Cette confusion des rôles, décrit Jean Epstein, ne se limite pas à la relation parent-enfant. Elle touche toute la famille. «Sociologiquement, depuis une vingtaine d’années, on observe une inversion des rôles entre les parents et les grands-parents. L’ autorité des pères tend à disparaître car une partie d’entre eux confond assumer le rôle de père et devenir le copain de jeu de leurs enfants. Par conséquent, ils n’osent plus vraiment interdire. Avant, les parents représentaient l’autorité et les grands-parents étaient ceux qui gâtaient leurs petits-enfants. Aujourd’hui, on voit de plus en plus de cas de figure où ce sont les grands-parents qui établissent les règles tandis que les parents s’évertuent à être les copains de leurs enfants.»
On remarque un changement de statut de l’enfant, qui est devenu porteur de projet: il est forcément voué à la réussite et n’a pas droit à l’erreur.
Si les enfants sont devenus des projets de vie, complète Bruno Humbeeck, c’est parce qu’ils ont été convoqués à naître. «Ils ne sont plus, comme jadis, des heureux événements ou des accidents, puisque nous disposons de moyens de contraception et de procréation assistée.
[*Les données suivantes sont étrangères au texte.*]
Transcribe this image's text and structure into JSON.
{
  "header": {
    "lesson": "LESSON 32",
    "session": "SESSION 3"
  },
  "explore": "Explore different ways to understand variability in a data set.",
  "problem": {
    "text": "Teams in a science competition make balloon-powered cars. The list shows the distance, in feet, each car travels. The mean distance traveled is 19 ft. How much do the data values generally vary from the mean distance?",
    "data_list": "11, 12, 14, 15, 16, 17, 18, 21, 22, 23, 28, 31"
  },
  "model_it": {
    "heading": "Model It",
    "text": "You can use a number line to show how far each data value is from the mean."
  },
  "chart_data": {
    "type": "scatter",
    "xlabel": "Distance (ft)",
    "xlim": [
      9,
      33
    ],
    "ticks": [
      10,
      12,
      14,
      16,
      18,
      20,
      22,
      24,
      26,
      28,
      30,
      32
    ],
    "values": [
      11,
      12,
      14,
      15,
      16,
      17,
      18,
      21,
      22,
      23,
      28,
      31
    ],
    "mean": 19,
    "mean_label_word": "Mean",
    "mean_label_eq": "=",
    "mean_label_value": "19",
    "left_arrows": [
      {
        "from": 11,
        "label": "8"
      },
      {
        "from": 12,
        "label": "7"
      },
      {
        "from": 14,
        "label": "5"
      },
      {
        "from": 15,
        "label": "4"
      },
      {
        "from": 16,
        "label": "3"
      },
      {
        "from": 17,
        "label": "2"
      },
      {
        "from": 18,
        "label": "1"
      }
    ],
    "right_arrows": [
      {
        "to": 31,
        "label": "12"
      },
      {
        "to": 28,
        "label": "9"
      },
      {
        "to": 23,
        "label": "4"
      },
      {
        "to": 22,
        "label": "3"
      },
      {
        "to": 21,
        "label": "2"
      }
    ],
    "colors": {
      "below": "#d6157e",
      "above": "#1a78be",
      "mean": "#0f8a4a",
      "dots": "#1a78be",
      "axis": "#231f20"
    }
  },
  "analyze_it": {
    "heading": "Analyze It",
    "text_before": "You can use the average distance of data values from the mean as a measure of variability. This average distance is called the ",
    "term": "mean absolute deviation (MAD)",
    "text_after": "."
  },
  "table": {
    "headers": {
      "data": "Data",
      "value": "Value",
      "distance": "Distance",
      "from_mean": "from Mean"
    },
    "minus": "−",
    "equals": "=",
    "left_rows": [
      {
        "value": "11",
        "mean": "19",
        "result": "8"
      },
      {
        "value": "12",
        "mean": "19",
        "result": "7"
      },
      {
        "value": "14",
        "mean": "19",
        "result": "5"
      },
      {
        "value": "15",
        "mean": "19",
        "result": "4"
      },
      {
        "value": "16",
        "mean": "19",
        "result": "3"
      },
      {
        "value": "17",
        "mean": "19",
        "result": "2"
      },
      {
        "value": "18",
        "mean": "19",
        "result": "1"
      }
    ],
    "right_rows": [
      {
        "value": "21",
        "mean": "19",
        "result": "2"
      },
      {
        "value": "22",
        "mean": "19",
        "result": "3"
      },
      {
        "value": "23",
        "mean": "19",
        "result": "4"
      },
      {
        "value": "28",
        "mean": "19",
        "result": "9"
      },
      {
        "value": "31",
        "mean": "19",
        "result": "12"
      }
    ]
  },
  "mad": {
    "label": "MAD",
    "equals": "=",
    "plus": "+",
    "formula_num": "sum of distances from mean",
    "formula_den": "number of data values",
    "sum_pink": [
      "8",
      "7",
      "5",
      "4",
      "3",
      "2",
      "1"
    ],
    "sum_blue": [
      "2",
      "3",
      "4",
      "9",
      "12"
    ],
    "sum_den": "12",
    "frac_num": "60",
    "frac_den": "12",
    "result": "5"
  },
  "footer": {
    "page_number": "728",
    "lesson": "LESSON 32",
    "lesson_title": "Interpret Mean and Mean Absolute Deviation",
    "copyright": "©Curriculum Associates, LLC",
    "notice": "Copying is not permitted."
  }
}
C’est la raison pour laquelle les parents se sentent terriblement responsables de la naissance de leur enfant, ce qui peut provoquer de la souffrance chez l’un comme chez l’autre et engendrer un tas de questionnements.»
Une pression que ressentiraient davantage les mères que les pères. Une étude de grande envergure dirigée par Stijn Van Petegem montre que 28% des adolescents, filles comme garçons, perçoivent leur mère comme ayant des tendances surprotectrices. Seuls 11% ont une impression analogue concernant leur père. Il est également apparu que les parents interrogés dans l’étude se considéraient généralement comme moins surprotecteurs que ce que les adolescents ont pu indiquer. Ce qui est problématique, évalue le chercheur, car plus l’écart est grand, plus les ados risquent de rencontrer des difficultés psychosociales. En réaction à la protection inadéquate des parents, les enfants surprotégés présenteraient par ailleurs davantage de symptômes somatiques (maux de ventre, migraine…), anxieux et dépressifs.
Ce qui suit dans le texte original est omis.